Clinical engineering teams leveraging a clinical asset management solution maintain full inventory visibility no matter the location of the devices. Visibility encompasses the location of each medical device but also a host of factors related to each device’s individual profile: Do any vulnerabilities exist? Have patches been installed or other compensating controls instituted? Are there any FDA recalls unaddressed?
Cybersecurity teams monitor a health provider’s network for suspicious behavior and respond in real-time to identified threats. With the tight labor pool for qualified cybersecurity professionals, many health systems are turning to third-party security operations centers to meet their needs.
But whether a cybersecurity team is in-house or an external provider, they need to work in partnership with the clinical engineering and information technology teams. Whereas the cybersecurity team may identify a threat, the unique nature of medical device maintenance requires the clinical engineering and information technology teams to address the threat. They may install a validated patch or deploy some other compensating control.
Clinical engineering teams also recognize that, with medical devices, vulnerabilities vary in scope and risk. Teams can prioritize work based on how critical a device is to patient care and the severity of the potential risk. They also help determine when a device should be replaced for various reasons including if there is no available patch or other compensating control available to address known vulnerabilities.
Medical device cybersecurity hinges on leveraging what each expert brings to the table.
2022: The Year Healthcare Will Push Back
Cybersecurity in the healthcare sector is too critical to leave to anything less than a robust approach. The industry is too great a target for cyberattacks from opportunistic criminals.

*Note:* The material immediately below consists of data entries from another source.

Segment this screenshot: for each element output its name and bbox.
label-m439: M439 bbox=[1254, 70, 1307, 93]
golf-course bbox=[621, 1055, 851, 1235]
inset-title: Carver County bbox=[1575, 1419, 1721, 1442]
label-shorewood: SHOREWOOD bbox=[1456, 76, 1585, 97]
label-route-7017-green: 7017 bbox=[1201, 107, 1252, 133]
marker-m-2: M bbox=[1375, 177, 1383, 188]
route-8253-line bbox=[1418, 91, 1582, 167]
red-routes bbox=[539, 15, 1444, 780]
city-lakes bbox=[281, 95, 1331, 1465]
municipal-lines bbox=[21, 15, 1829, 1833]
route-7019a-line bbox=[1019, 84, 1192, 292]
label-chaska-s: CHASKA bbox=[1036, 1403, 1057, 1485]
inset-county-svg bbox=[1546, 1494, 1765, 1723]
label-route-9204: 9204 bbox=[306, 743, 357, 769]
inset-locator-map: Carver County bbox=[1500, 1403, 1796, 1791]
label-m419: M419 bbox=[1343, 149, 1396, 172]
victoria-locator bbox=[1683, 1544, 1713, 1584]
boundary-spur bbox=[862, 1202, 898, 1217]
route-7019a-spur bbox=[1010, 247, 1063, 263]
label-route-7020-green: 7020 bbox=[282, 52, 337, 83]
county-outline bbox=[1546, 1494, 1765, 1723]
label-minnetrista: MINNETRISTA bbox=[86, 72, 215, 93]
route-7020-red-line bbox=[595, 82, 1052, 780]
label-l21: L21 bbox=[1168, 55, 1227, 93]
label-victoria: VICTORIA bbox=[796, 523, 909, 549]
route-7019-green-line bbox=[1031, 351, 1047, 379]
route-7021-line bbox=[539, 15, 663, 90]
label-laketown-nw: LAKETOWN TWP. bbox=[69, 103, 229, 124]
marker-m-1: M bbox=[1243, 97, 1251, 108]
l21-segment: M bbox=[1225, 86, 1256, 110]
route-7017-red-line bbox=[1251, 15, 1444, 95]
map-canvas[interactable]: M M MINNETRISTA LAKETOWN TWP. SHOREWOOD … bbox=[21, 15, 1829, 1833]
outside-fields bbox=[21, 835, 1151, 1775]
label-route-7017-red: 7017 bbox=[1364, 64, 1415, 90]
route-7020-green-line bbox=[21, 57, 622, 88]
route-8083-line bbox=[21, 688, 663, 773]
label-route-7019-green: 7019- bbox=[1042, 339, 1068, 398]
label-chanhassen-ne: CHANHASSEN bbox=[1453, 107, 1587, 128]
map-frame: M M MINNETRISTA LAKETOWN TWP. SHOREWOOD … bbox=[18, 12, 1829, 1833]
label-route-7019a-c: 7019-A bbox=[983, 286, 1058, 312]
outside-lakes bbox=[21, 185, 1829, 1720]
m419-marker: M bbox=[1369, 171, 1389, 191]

In hindsight, 2021 may prove to be a watershed moment as the escalating attacks drew heightened interest from the federal government. The FDA named a medical device cybersecurity czar, Kevin Fu, as part of its enhanced effort to combat the problem. More broadly, malicious cyber activity drew the attention of Congress.
The trouble is cyber criminals aren’t sitting still.
“Ransomware has become a big business for cyber criminals, who are refining their tactics, lowering the barriers to entry for as little as a $40 subscription and little technological knowledge,” Scott Sayce, head of cyber at global insurer AGCS, told Help Net Security. “The commercialization of cybercrime makes it easier to exploit vulnerabilities on a massive scale.”
While government help is welcome, healthcare industry providers, of course, bear the ultimate responsibility. Patient welfare is literally in their hands. Recognizing the potential risks with medical devices, they will leverage a holistic approach made up of clinical engineering, information technology and cybersecurity experts to meet the challenge.